FIDIC’S NEW STANDARD FORMS OF CONTRACT— FORCE MAJEURE, CLAIMS, DISPUTES AND OTHER CLAUSES

CHRISTOPHER R SEPPALA

Legal Adviser, FIDIC Task Group for updating the FIDIC International Conditions of Contract, partner, White & Case LLP, Paris

This article is divided into two parts. Part I discusses FIDIC’s three new Books for major works1 in relation to:
  • 1. Contractor’s risk and “Employer’s Risk”2 ;
  • 2. indemnities;
  • 3. limitation of liability;
  • 4. the new force majeure Clause; and
  • 5. grounds and procedure for termination of the contract by the Employer and the Contractor.
Part II looks at:
  • 1. the new procedures for claims of the Contractor and the Employer;
  • 2. the procedure for the settlement of disputes by the Dispute Adjudication Board (DAB); and
  • 3. very briefly, international arbitration.
Part I: Risks, Force Majeure and Termination

CONTRACTOR’S RISK AND “EMPLOYER’S RISK” (ALLOCATION OF RESPONSIBILITY FOR DAMAGE TO THE WORKS) (Sub-Clauses 17.2 to 17.4)

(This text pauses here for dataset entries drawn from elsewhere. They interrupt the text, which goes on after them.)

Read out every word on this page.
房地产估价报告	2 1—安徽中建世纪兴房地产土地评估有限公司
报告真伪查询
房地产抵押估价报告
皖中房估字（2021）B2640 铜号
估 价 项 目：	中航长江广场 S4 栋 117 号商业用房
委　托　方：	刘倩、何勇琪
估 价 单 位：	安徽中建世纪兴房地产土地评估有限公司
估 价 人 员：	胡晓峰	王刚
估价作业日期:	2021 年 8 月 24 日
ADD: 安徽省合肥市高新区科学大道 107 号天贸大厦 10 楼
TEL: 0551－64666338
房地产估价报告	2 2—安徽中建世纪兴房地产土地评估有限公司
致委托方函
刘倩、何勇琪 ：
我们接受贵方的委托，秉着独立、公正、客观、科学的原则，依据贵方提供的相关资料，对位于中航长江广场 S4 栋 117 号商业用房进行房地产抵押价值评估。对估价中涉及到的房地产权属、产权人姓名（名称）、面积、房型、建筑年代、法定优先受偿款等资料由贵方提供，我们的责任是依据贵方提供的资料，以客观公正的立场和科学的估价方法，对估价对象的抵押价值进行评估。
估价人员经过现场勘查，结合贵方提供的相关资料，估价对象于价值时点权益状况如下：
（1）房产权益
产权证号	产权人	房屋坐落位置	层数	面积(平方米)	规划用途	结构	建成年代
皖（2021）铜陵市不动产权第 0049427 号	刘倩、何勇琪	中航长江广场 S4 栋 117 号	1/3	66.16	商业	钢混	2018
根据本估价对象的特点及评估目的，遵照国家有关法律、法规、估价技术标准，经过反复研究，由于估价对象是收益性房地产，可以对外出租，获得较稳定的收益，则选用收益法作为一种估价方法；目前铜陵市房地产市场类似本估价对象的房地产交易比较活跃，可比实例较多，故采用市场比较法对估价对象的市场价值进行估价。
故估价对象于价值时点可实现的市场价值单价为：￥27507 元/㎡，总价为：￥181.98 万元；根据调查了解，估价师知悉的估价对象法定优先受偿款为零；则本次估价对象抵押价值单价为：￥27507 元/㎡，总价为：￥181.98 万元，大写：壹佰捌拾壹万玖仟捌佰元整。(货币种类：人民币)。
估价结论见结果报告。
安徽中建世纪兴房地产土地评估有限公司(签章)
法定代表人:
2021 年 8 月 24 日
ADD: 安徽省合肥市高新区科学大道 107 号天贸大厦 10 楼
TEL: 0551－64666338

The basic allocation of risk between the Contractor and the Employer for damage to the Works before takeover is dealt with in Sub-Clauses 17.2 to 17.4 of the new Books. The principles are essentially unchanged from those in the old Red and Orange Books. These principles (it will be recalled) are as follows:
  • 1. The Contractor is required to take full responsibility for the care of the Works, materials and Plant from the Commencement Date until the Taking-Over Certificate is issued for the Works.
  • 2. If any loss or damage happens to the Works or materials and Plant, other than due to “Employer’s Risk” (as defined), the Contractor must “rectify” this loss or damage at the Contractor’s cost.
  • 3. “Employer’s Risks” are generally events or circumstances over which neither party will have any control (e.g. war, hostilities and the like) or events or circumstances caused by the Employer, directly or indirectly.
Under the new Books, the Contractor’s responsibility before takeover now extends not merely to the Works, materials and Plant but, in addition, to:
  • 1. “Goods”: a new defined term in the new Books—which would include Contractor’s Equipment, whether on or off the Site; and
  • 2. “Contractor’s Documents”: also a new term—which would include computer software and documents of a technical nature supplied by the Contractor.
The Employer’s Risks in the new Construction Contract and Plant Contract, which are defined in Sub-Clause 17.3, are similar to those in the old Red and Orange Books:
Employer’s Risks Comment
(a) “war, hostilities (whether war be declared or not), invasion…” May happen anywhere in the world, e.g. if a war in Eastern Europe causes losses or damages to the Contractor’s Equipment or to Plant for use on a Site in China, then that is an Employer’s Risk and the Contractor is entitled to recovery for the same.
(b) “rebellion, terrorism, revolution…”, and These are now all expressly limited to the country of the Works.(Note: “munitions of war” and “explosive materials” are new Employer’s Risks since the test editions.)
(c) “riot, commotion or disorder…”, and
(d) “munitions of war, explosive materials, ionising radiation or contamination by radio-activity
(e) “pressure waves caused by aircraft…” No geographic limit.(Arguably, this could also have been limited to the country of the Works, but this was not done.)
(f) “use or occupation by the Employer…”, and Basically, here talking of fault of the Employer. No geographic limit.
(g) “design…by the Employer’s Personnel…”
(h) “operation of the forces of nature which is Unforeseeable” Again, no geographic limit.